# Cat losses 15 whp ?????? with VE



## 98sr20ve (Oct 6, 2002)

I dyno’d my car about a month ago with a test pipe and with the stock cat. I lost 15 whp at 5000rpm with the stock cat vs the test pipe but about the same peak hp. I did about 15 runs with the test pipe and then put the cat on and did 2 pulls. I don’t know why I would lose so much HP with the cat in place especially at 5K rpm. Does a cat need to be super hot to be efficient. Would only 2 pulls be enough to warm up the cat? Would a High Flow cat be any better? Here is a picture of my dyno. One pull is with the sr20ve cams and it nets 180whp, the other is with the sr16 cams and it nets 185whp the third is the sr16cams but with the cat and it losses about 15whp at 5k. Any ideas? I need to quiet my car back down so a cat or a new resonator is going back in its place.


----------



## 98sr20ve (Oct 6, 2002)

Sorry about the size of the picture. Ignore the red graph that was with the sr20ve cams on a different day.


----------



## Mr SEntra (Oct 7, 2002)

Steve, nice runs man. Sorry I don't have any advice. I wish my DE could make that kind of power right now.


----------



## PatScottAKA99XE (Apr 30, 2002)

Steve,
Couple of ideas I have thought about concerning cats: I wonder if maybe the internal shape of the stock cat has anything to do with it, not nessarly the flow capabilities. Would the interior diam. change cause any turbulance disturbing flow in certain RPM ranges( mid in your case)? Would a cat that has less dramitic wall changes help any? This is something I would like to see investigated, but I have neiter the money nor the facilities to check it out right now.


----------



## 98sr20ve (Oct 6, 2002)

Our cars resonate at 4-5k and I wonder if that has anything to do with it.


----------



## morepower2 (Apr 19, 2002)

98sr20ve said:


> *Our cars resonate at 4-5k and I wonder if that has anything to do with it. *


Where is your cam switching point? Maybe that might have something to do with it.

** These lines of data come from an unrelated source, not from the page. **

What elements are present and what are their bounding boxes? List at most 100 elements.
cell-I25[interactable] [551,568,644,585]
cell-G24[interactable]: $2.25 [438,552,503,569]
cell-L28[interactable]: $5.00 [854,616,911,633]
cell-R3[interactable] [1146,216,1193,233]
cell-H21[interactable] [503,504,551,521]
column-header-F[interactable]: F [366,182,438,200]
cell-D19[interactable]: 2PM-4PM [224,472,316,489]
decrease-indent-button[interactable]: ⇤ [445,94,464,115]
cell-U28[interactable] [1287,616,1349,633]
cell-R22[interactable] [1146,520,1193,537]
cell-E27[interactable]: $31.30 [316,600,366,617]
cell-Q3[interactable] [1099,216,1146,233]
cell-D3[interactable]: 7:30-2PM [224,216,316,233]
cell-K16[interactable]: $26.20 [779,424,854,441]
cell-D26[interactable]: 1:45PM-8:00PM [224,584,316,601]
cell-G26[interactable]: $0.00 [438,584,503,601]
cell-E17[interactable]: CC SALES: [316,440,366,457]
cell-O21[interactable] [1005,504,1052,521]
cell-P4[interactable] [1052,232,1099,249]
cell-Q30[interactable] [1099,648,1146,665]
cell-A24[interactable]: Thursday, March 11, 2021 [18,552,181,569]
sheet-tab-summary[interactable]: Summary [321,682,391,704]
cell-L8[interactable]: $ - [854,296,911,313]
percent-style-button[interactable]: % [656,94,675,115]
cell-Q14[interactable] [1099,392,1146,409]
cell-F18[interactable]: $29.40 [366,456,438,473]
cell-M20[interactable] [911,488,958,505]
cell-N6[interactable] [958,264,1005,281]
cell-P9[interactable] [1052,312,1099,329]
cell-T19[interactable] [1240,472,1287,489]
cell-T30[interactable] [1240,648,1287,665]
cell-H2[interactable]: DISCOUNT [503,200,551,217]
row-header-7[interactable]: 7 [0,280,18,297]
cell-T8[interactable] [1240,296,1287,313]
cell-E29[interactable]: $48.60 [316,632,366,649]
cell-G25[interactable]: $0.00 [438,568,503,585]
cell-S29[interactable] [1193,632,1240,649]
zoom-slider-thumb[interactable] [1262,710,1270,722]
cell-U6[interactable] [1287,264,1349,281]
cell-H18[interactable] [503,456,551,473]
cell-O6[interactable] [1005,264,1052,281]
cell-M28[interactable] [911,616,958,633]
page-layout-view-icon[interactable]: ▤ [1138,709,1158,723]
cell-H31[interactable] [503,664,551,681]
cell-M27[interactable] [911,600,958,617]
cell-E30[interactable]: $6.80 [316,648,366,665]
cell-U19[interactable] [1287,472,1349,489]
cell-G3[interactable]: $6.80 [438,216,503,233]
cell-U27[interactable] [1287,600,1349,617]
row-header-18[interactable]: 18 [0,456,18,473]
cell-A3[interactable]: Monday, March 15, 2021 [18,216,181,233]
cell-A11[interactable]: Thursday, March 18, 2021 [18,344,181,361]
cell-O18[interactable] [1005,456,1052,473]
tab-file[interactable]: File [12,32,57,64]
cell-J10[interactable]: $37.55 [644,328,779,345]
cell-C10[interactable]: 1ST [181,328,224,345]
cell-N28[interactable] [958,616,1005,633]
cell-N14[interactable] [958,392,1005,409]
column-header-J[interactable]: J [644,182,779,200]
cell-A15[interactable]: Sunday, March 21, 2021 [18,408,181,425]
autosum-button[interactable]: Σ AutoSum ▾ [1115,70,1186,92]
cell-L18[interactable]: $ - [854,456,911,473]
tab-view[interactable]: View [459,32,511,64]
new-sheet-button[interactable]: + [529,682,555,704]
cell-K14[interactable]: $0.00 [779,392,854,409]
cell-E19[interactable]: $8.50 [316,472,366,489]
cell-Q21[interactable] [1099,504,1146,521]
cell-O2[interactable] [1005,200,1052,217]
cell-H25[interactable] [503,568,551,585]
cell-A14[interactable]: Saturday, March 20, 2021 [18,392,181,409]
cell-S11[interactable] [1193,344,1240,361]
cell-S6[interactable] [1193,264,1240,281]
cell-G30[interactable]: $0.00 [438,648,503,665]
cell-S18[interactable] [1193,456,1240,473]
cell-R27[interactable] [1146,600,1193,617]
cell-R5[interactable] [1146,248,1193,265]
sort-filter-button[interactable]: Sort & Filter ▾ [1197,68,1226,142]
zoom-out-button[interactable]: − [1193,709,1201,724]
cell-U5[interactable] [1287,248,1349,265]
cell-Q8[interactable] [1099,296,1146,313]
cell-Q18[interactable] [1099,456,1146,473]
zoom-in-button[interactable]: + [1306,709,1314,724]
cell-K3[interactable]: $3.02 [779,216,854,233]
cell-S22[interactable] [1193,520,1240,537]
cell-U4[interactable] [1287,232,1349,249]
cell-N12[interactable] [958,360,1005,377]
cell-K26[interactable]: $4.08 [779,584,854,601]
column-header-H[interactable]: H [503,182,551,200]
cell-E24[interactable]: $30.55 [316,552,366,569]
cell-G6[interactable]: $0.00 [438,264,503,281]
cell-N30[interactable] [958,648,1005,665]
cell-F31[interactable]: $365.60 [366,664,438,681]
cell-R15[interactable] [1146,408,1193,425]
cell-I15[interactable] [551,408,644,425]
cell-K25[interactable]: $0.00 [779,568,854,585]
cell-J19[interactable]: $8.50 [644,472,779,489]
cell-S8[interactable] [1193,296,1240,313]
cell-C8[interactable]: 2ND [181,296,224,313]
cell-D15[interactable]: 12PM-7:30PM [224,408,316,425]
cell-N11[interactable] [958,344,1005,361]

The more duration you have, the greated the senstitivity to back pressure. Tap your header collector and measure your backpressure. If its more than 2.5 psi you are losing power.

It might have something to do with your cam switch point and intake and exhaust manifold resonance as well, VE is highest near the torque peak.

Genraly so called aftermarket high flow cats don't flow better than stock but I personaly think the Magnaflow ones are better, their shell is actualy designed on a flow bench.

Mike


----------



## 98sr20ve (Oct 6, 2002)

morepower2 said:


> *Where is your cam switching point? Maybe that might have something to do with it.
> 
> Mike *


My cams switch over at 4300 and 4900 rpm. I still lose power after the cam switch. I was thinking I might be able to tune some of it out but dyno time is getting expensive.

PS Thanks


----------



## JustinP10 (Apr 30, 2002)

Dumb idea, but would something like a G-tech be able to help you "tune" the switchover. If you enter your car's weight (or at least a constant number) you could use the hp feature of the g-tech to see when is the best switchover. If the hp drops on the g-tech when the cams change then up the rpm point, if it jumps up a lot, then try lowering the switchover a bit. 
I forget the refresh rate of the g-tech though. I'm thinking you'd probably have to do this in a higher gear, like 4th or 5th on the highway to have the rpms move slow enough under full throttle to accurately see the hp figures change on the lcd readout. 

Just an idea?


----------



## edo (Nov 26, 2002)

> Genraly so called aftermarket high flow cats don't flow better than stock but I personaly think the Magnaflow ones are better, their shell is actualy designed on a flow bench.
> 
> Mike


Borrowed from a post by a Magnaflow rep:



> Random technology vs Car Sound High Flow Converters- why Car Sound Flows better
> 
> First of all the facts-
> 
> ...


cheap prices:

http://exhaustproslinc.com/brcarunconwi.html 

Carsound/Magnaflow affiliated companies.

-Ron


----------



## Guest (Dec 6, 2002)

wow good website thanks for the tip


----------